I promised myself I wouldn’t do this again. I promised it after writing this article 3 years ago and I promised it again when I wrote a corrected less incorrect version last year. But, then I discovered FiveThirtyEight’s How the Internet Talks project and couldn’t resist trying to answer this question with some new data.

The notion of Christmas coming earlier every year has been a regular feature in my life, with it not truly feeling like the Christmas period until someone has rolled their eyes and said “it gets earlier ever year” or given an exasperated “already!?” at the sight of the Christmas lights going up around town. Some people take it worse than others, however, as this Daily Mail headline from last year highlights:

But, how to go about finding if the Christmas season truly is creeping into the earlier parts of the year? A good starting point would be to identify, for a given year, when the Christmas period kicked off and then comparing this across years. It’s reasonable to assume that during the Christmas period people’s internet activity may be a little different to the rest of the year; specifically they may mention Christmas-related terms more frequently. As such, we might identify the beginning of the Christmas period as that watershed moment that maximises the difference in Christmas-related talk between the time before and the time after. If you happen to have read my recent post on when the golden age of The Simpsons ended you might spot that this is the exact same problem, that of identifying two distinct clusters formed of data from contiguous time periods.

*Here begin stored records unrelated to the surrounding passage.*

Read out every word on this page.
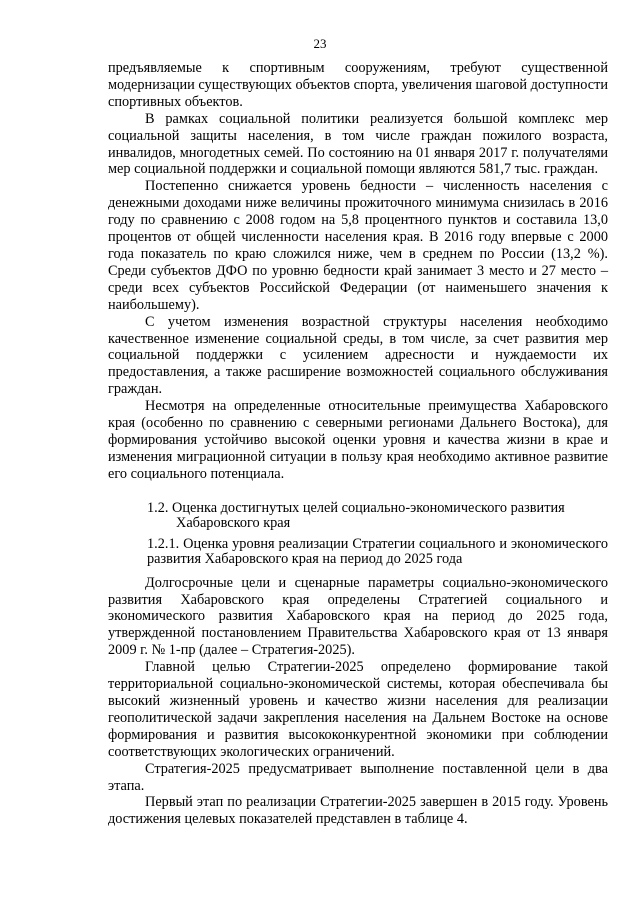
23

предъявляемые к спортивным сооружениям, требуют существенной модернизации существующих объектов спорта, увеличения шаговой доступности спортивных объектов.

В рамках социальной политики реализуется большой комплекс мер социальной защиты населения, в том числе граждан пожилого возраста, инвалидов, многодетных семей. По состоянию на 01 января 2017 г. получателями мер социальной поддержки и социальной помощи являются 581,7 тыс. граждан.

Постепенно снижается уровень бедности – численность населения с денежными доходами ниже величины прожиточного минимума снизилась в 2016 году по сравнению с 2008 годом на 5,8 процентного пунктов и составила 13,0 процентов от общей численности населения края. В 2016 году впервые с 2000 года показатель по краю сложился ниже, чем в среднем по России (13,2 %). Среди субъектов ДФО по уровню бедности край занимает 3 место и 27 место – среди всех субъектов Российской Федерации (от наименьшего значения к наибольшему).

С учетом изменения возрастной структуры населения необходимо качественное изменение социальной среды, в том числе, за счет развития мер социальной поддержки с усилением адресности и нуждаемости их предоставления, а также расширение возможностей социального обслуживания граждан.

Несмотря на определенные относительные преимущества Хабаровского края (особенно по сравнению с северными регионами Дальнего Востока), для формирования устойчиво высокой оценки уровня и качества жизни в крае и изменения миграционной ситуации в пользу края необходимо активное развитие его социального потенциала.

1.2. Оценка достигнутых целей социально-экономического развития
Хабаровского края
1.2.1. Оценка уровня реализации Стратегии социального и экономического развития Хабаровского края на период до 2025 года

Долгосрочные цели и сценарные параметры социально-экономического развития Хабаровского края определены Стратегией социального и экономического развития Хабаровского края на период до 2025 года, утвержденной постановлением Правительства Хабаровского края от 13 января 2009 г. № 1-пр (далее – Стратегия-2025).

Главной целью Стратегии-2025 определено формирование такой территориальной социально-экономической системы, которая обеспечивала бы высокий жизненный уровень и качество жизни населения для реализации геополитической задачи закрепления населения на Дальнем Востоке на основе формирования и развития высококонкурентной экономики при соблюдении соответствующих экологических ограничений.

Стратегия-2025 предусматривает выполнение поставленной цели в два этапа.

Первый этап по реализации Стратегии-2025 завершен в 2015 году. Уровень достижения целевых показателей представлен в таблице 4.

My previous attempts at doing this analysis were blighted by the limitations of accessing data from Google Trends. This is a free service provided by Google which allows you to download data on search activity for specific terms over time and, to be clear, is a fantastic service. It’s just that getting the data can be a little awkward, owing to: the normalisation of the data; uncertain granularity of the data downloaded; and nebulous download limits. I could rant a lot longer, but the important thing is that, although the FiveThirtyEight data set is considerably more restricted, it isn’t nearly as painful to get data from.

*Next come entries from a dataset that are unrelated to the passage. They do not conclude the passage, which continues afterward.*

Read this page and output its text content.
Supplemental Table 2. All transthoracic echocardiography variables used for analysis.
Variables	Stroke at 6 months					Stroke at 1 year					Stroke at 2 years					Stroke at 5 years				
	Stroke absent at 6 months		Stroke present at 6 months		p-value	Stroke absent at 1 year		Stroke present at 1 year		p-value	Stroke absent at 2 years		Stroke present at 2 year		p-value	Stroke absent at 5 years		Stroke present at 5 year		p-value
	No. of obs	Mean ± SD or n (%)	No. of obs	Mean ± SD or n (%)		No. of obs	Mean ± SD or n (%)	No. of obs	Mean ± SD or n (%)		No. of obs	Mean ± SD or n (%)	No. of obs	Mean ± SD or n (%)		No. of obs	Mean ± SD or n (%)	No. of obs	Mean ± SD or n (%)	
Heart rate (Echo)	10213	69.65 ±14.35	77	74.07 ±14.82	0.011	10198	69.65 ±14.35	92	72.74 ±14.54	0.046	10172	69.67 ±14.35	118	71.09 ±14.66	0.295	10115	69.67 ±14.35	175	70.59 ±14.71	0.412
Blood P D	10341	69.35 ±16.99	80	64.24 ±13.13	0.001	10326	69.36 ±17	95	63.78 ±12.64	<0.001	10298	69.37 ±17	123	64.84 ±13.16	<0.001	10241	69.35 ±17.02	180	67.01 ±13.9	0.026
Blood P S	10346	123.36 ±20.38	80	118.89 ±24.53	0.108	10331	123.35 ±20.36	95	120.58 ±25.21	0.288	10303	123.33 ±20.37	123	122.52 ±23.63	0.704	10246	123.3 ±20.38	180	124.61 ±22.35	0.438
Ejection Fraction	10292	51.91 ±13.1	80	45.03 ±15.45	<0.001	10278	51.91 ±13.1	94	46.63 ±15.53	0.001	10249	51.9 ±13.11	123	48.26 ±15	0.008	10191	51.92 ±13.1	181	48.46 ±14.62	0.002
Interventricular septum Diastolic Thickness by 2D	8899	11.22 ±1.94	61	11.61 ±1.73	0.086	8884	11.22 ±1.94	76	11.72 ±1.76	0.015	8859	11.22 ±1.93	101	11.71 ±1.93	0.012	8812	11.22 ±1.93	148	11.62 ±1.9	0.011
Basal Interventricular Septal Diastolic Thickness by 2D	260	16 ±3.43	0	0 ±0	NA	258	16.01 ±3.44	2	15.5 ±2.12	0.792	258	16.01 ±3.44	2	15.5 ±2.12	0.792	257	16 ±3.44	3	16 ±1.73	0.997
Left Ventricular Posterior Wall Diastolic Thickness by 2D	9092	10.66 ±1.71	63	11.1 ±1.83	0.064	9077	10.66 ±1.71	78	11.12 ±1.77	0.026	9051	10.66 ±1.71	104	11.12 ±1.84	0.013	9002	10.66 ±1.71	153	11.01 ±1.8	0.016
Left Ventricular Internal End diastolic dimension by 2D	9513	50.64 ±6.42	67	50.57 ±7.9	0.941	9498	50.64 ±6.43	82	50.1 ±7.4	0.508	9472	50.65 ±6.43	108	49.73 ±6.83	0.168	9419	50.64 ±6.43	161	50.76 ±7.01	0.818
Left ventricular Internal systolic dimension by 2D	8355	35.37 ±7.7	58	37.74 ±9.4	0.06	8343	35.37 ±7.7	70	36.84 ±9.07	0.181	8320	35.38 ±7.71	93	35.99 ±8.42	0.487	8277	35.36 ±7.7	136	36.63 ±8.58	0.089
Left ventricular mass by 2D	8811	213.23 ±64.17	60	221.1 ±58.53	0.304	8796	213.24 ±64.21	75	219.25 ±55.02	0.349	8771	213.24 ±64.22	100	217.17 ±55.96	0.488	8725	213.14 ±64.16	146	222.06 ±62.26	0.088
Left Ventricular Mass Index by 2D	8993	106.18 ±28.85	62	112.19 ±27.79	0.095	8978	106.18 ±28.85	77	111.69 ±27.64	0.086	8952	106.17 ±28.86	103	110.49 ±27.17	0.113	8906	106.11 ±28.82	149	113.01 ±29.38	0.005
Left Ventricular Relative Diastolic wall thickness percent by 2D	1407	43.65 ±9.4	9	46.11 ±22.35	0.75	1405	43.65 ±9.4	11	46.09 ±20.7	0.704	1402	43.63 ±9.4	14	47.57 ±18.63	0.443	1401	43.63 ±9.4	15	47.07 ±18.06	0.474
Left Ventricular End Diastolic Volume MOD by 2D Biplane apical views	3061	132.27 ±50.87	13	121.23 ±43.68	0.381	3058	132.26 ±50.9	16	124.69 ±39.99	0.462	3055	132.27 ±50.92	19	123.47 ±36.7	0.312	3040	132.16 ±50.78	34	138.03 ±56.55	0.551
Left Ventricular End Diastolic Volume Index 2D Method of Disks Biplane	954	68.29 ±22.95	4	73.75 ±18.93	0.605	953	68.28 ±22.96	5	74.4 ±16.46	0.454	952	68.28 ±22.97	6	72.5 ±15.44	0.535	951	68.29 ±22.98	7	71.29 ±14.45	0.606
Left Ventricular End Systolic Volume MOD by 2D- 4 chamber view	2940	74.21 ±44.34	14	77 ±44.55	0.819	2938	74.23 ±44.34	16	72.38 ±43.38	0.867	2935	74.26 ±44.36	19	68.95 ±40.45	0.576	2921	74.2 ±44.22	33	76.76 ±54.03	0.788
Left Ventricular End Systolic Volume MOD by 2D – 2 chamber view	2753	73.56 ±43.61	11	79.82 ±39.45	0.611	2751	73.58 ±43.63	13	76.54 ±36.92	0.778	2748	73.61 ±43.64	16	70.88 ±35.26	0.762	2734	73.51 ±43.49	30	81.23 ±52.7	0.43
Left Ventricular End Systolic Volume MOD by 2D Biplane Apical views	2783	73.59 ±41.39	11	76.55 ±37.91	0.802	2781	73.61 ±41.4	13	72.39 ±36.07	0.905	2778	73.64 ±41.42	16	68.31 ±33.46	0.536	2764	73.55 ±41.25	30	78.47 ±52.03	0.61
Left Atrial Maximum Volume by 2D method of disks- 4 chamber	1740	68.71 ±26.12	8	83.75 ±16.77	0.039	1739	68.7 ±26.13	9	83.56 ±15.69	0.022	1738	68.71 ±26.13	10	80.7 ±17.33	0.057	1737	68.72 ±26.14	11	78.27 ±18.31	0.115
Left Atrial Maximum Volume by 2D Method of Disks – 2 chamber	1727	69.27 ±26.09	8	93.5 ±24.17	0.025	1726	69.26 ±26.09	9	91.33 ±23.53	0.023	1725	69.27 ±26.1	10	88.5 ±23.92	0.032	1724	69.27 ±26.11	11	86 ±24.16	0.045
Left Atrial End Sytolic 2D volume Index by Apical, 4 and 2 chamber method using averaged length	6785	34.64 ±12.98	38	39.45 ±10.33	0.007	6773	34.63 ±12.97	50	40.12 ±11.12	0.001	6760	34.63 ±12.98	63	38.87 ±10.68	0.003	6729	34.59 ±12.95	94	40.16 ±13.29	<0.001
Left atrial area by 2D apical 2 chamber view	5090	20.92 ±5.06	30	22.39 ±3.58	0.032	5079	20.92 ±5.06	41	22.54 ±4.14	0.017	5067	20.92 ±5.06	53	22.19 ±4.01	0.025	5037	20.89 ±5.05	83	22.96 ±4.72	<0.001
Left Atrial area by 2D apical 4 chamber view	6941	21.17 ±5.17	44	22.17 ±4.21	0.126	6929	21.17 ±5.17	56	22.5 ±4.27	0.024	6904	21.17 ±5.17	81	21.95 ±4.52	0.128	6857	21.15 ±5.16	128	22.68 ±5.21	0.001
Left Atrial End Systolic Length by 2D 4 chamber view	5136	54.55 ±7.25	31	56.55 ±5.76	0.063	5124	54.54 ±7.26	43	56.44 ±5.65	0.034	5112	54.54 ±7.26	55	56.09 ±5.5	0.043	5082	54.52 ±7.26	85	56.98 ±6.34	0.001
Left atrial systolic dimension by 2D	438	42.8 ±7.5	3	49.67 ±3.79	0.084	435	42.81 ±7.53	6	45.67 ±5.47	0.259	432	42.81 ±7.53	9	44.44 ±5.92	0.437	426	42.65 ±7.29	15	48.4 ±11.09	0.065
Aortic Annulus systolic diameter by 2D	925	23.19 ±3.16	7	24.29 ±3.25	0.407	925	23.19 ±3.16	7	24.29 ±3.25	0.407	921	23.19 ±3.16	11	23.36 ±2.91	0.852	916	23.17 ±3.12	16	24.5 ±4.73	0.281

The FiveThirtyEight data is a version of the Google Ngram viewer which is restricted to the Reddit corpus. Enter a term and it’ll give you the frequency of comments submitted to Reddit containing that term, daily since late 2007. Obviously during the Christmas period, you’d expect a greater proportion of Christmassy terms being used in comments. And, indeed, that does appear to be the case. I chose just a small handful of Christmas terms to get a clearer picture of the trends: ‘Christmas’, ‘Santa’, and ‘gifts’. I tried with a larger selection of terms but they tended to be almost entirely zero-valued, so I discarded them.

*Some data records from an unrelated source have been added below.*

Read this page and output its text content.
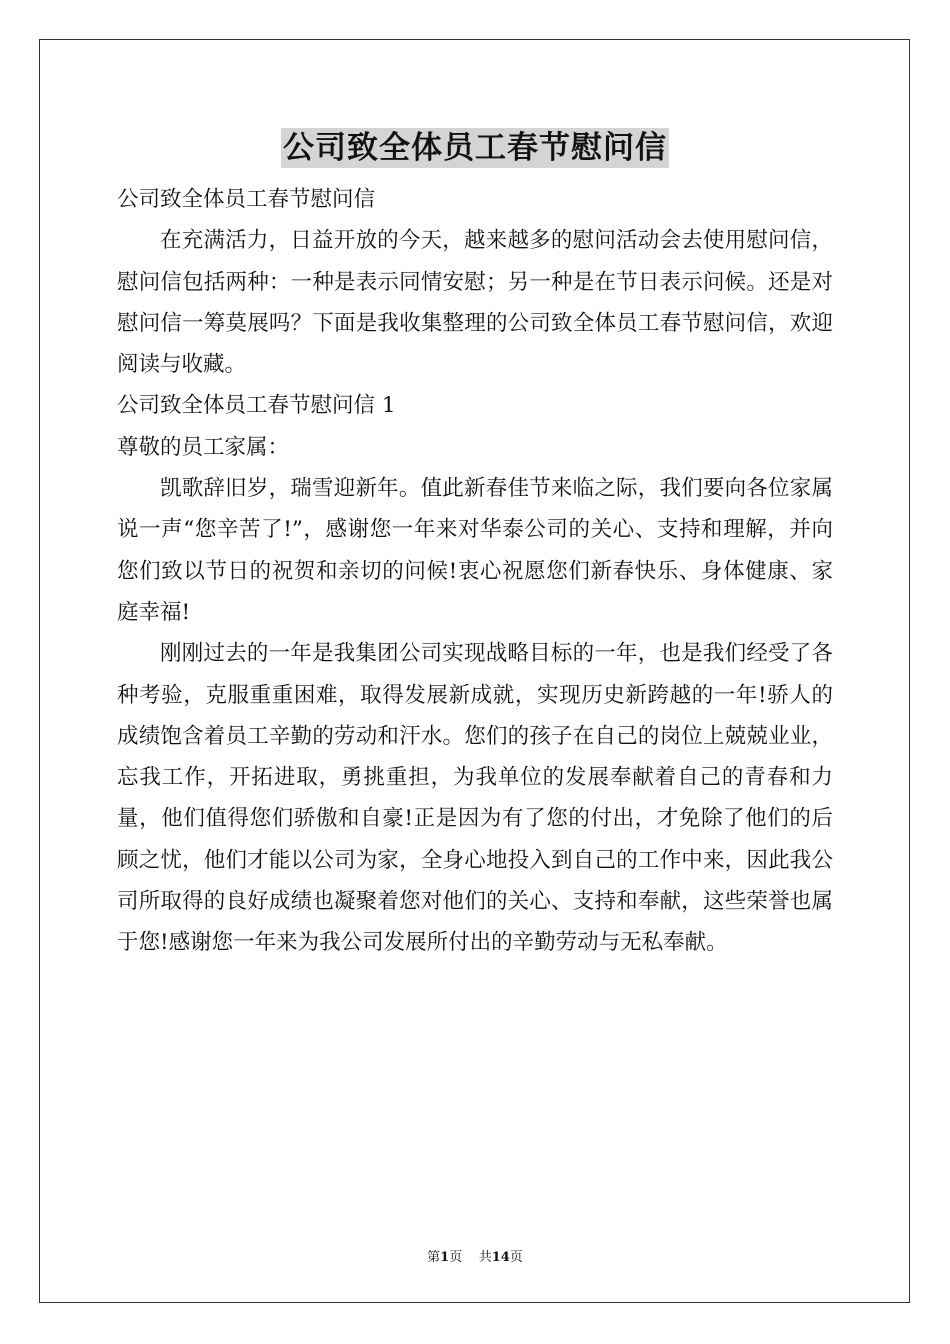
公司致全体员工春节慰问信

公司致全体员工春节慰问信

在充满活力，日益开放的今天，越来越多的慰问活动会去使用慰问信，慰问信包括两种：一种是表示同情安慰；另一种是在节日表示问候。还是对慰问信一筹莫展吗？下面是我收集整理的公司致全体员工春节慰问信，欢迎阅读与收藏。

公司致全体员工春节慰问信 1

尊敬的员工家属：

凯歌辞旧岁，瑞雪迎新年。值此新春佳节来临之际，我们要向各位家属说一声“您辛苦了!”，感谢您一年来对华泰公司的关心、支持和理解，并向您们致以节日的祝贺和亲切的问候!衷心祝愿您们新春快乐、身体健康、家庭幸福!

刚刚过去的一年是我集团公司实现战略目标的一年，也是我们经受了各种考验，克服重重困难，取得发展新成就，实现历史新跨越的一年!骄人的成绩饱含着员工辛勤的劳动和汗水。您们的孩子在自己的岗位上兢兢业业，忘我工作，开拓进取，勇挑重担，为我单位的发展奉献着自己的青春和力量，他们值得您们骄傲和自豪!正是因为有了您的付出，才免除了他们的后顾之忧，他们才能以公司为家，全身心地投入到自己的工作中来，因此我公司所取得的良好成绩也凝聚着您对他们的关心、支持和奉献，这些荣誉也属于您!感谢您一年来为我公司发展所付出的辛勤劳动与无私奉献。

第1页 共14页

With the data downloaded, I then pre-processed and clustered the data as follows: - I first performed a square-root transformation on the data. The data should be somewhat Poisson-distributed given that they represent counts of word appearance, however clustering with Poisson data isn’t exactly ideal as the mean and variance are defined to be equal. What this means is that a cluster with a large mean is also, necessarily, a more diffuse cluster. Taking a square-root is the variance stabilising transformation of the Poisson data, meaning it breaks this tie between the mean and variance. It also means we can no longer model the data as Poisson as that only allows for integer values (whole numbers, which most square roots aren’t). Modelling as Gaussian doesn’t seem like a terrible idea, however. Gaussian data are simply data where most values tend to be pretty close to the mean and you’re equally likely to be x% above the mean as you are to be x% below the mean. - I then standardised the data, subtracting the mean and dividing by the standard deviation, thus expressing all the data in a common currency. Whether I’m looking at the data for mentions of ‘Christmas’ or mentions of ‘Santa’ a value of 1 will mean mentions of the particular term were 1 standard deviation above their respective mean. This is important in cluster analysis to prevent the results being unduly influenced by variables with a greater spread of values. - I trimmed the data to only include data from March 1st to December 25th. As I’m looking at years individually I didn’t want the non-Christmas period being inflated by the residual Christmas hangover from the previous year, so it made sense to cut off some data from the start. Similarly, I didn’t want to dilute the Christmas period by focusing on any time after Christmas day. - The cluster analysis was then performed on a year-by-year basis much the same as described in my previous post.

So, has Christmas been coming earlier?

2016 aside, there certainly is an argument to be made for Christmas coming earlier with five of the six previous years getting into the festive spirit earlier than the preceding year.

It’s hard to know what exactly happened to cause such a drastic change in 2016. Given that Reddit is heavily dominated by the American audience, it’s possible that their election was stealing their focus and they didn’t switch their minds to Christmas until after the election on November 8th. My assumption that Americans switched to Christmas mode once Thanksgiving was over seems incorrect as only one of the years I looked at had Thanksgiving at an earlier date than 2016 did.

As this is now my third time writing this article, I looked at the date the previous articles came out: Nov 11th, Nov 28th, and now Nov 24th. So, “Is Christmas coming earlier?” hasn’t been coming earlier every year.

All this analysis was done in R, with plots done in ggplot2 and tidied up after in Inkscape. The data comes from Reddit via FiveThirtyEight.